Fort Collins, Colorado · Est. 1890

In Brief

The ghost at Walrus Ice Cream in Fort Collins, Colorado isn't tied to a murder or a fire. Staff say it's Charlie Dinnebeck, a cafe owner who spent his whole working life in the building and never clocked out.

The Full Story

At Walrus Ice Cream in Old Town Fort Collins, Colorado, the staff blame the missing scoops, the swinging clocks, and the root beer keg handle that turns itself mid-service on a man named Charlie. They mean Charlie Dinnebeck, and they're not joking. He ran a cafe in this building, and by their account he never left it.

Dinnebeck was born in Missouri in 1867 and came to Fort Collins in 1902. He opened a barber shop that year, bought a cafe and boarding house in 1914, and on August 22, 1919 opened Dinnebeck's Cafe at 125 W. Mountain Ave., known, his own ads said, for "quick service, cool atmosphere and courteous attention." He worked the place until he died on December 26, 1940. The building outlived him and became an ice cream shop.

When John and Lisa Paugh bought it in 1999, the early years were the rough ones. They report a front window broken, a dipping cabinet knocked over, doors closing on their own, the feeling of being watched. An employee, Jake Anderson, described a clock that "didn't just fall, it literally flew off."
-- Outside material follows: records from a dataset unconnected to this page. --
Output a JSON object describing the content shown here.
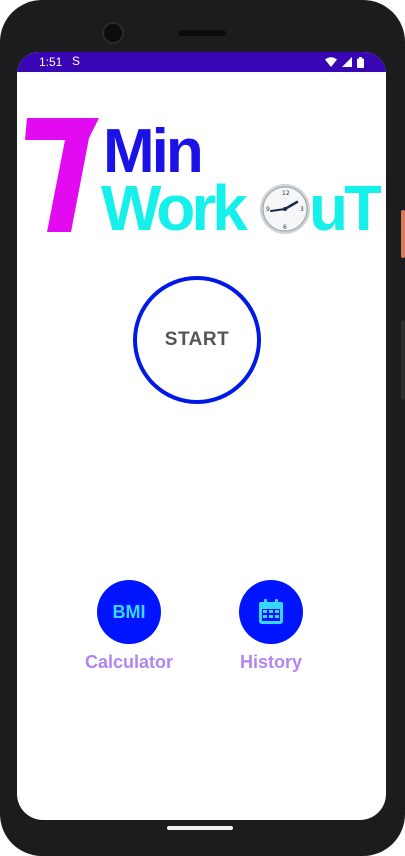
{
  "status_bar": {
    "time": "1:51",
    "notification_glyph": "S",
    "icons": [
      "wifi-icon",
      "signal-icon",
      "battery-icon"
    ]
  },
  "logo": {
    "number": "7",
    "word_top": "Min",
    "word_bottom_left": "Work",
    "word_bottom_right": "uT",
    "colors": {
      "number": "#e20af0",
      "top": "#1a12e6",
      "bottom": "#16f0ea"
    }
  },
  "start_button": {
    "label": "START",
    "border_color": "#0019e6"
  },
  "actions": {
    "bmi": {
      "icon_text": "BMI",
      "label": "Calculator"
    },
    "history": {
      "icon": "calendar-icon",
      "label": "History"
    }
  },
  "colors": {
    "status_bar": "#3a05b4",
    "accent_blue": "#0014ff",
    "label_purple": "#b286f0"
  }
}
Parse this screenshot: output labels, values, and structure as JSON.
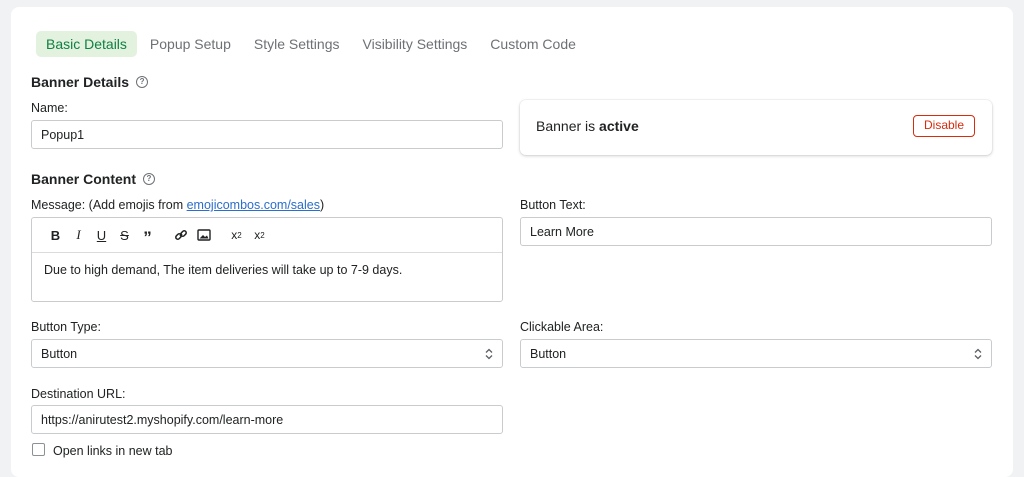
{
  "tabs": [
    {
      "label": "Basic Details",
      "active": true
    },
    {
      "label": "Popup Setup",
      "active": false
    },
    {
      "label": "Style Settings",
      "active": false
    },
    {
      "label": "Visibility Settings",
      "active": false
    },
    {
      "label": "Custom Code",
      "active": false
    }
  ],
  "banner_details": {
    "title": "Banner Details",
    "name_label": "Name:",
    "name_value": "Popup1"
  },
  "status": {
    "prefix": "Banner is ",
    "state": "active",
    "disable_label": "Disable"
  },
  "banner_content": {
    "title": "Banner Content",
    "message_label_prefix": "Message: (Add emojis from ",
    "message_link": "emojicombos.com/sales",
    "message_label_suffix": ")",
    "message_text": "Due to high demand, The item deliveries will take up to 7-9 days.",
    "button_text_label": "Button Text:",
    "button_text_value": "Learn More",
    "button_type_label": "Button Type:",
    "button_type_value": "Button",
    "clickable_area_label": "Clickable Area:",
    "clickable_area_value": "Button",
    "destination_label": "Destination URL:",
    "destination_value": "https://anirutest2.myshopify.com/learn-more",
    "new_tab_label": "Open links in new tab"
  },
  "toolbar": {
    "bold": "B",
    "italic": "I",
    "underline": "U",
    "strike": "S",
    "quote": "”",
    "subscript": "x₂",
    "superscript": "x²"
  },
  "colors": {
    "accent": "#108043",
    "danger": "#d82c0d",
    "link": "#2c6ecb"
  }
}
The Paughs dug into the building's history, brought in a psychic, and came out with a name: Charlie. Lisa Paugh's read is that he's "simply sticking around to assure his legacy of great customer service lives on." So they hung his photograph on the wall, family pictures too, and by their account the violence settled into something gentler. Now it's just clocks coming down and that keg handle turning.

The basement is where it lives, off-limits except to staff and the ghost tours that stop here. A K99 reporter filmed down there with a manager and walked out rattled. "We definitely saw something," he said.

Whatever it is, the explanation Lisa Paugh keeps coming back to is the simplest one. A cafe owner so proud of his service that 80-some years later, he still hasn't accepted that the work is done.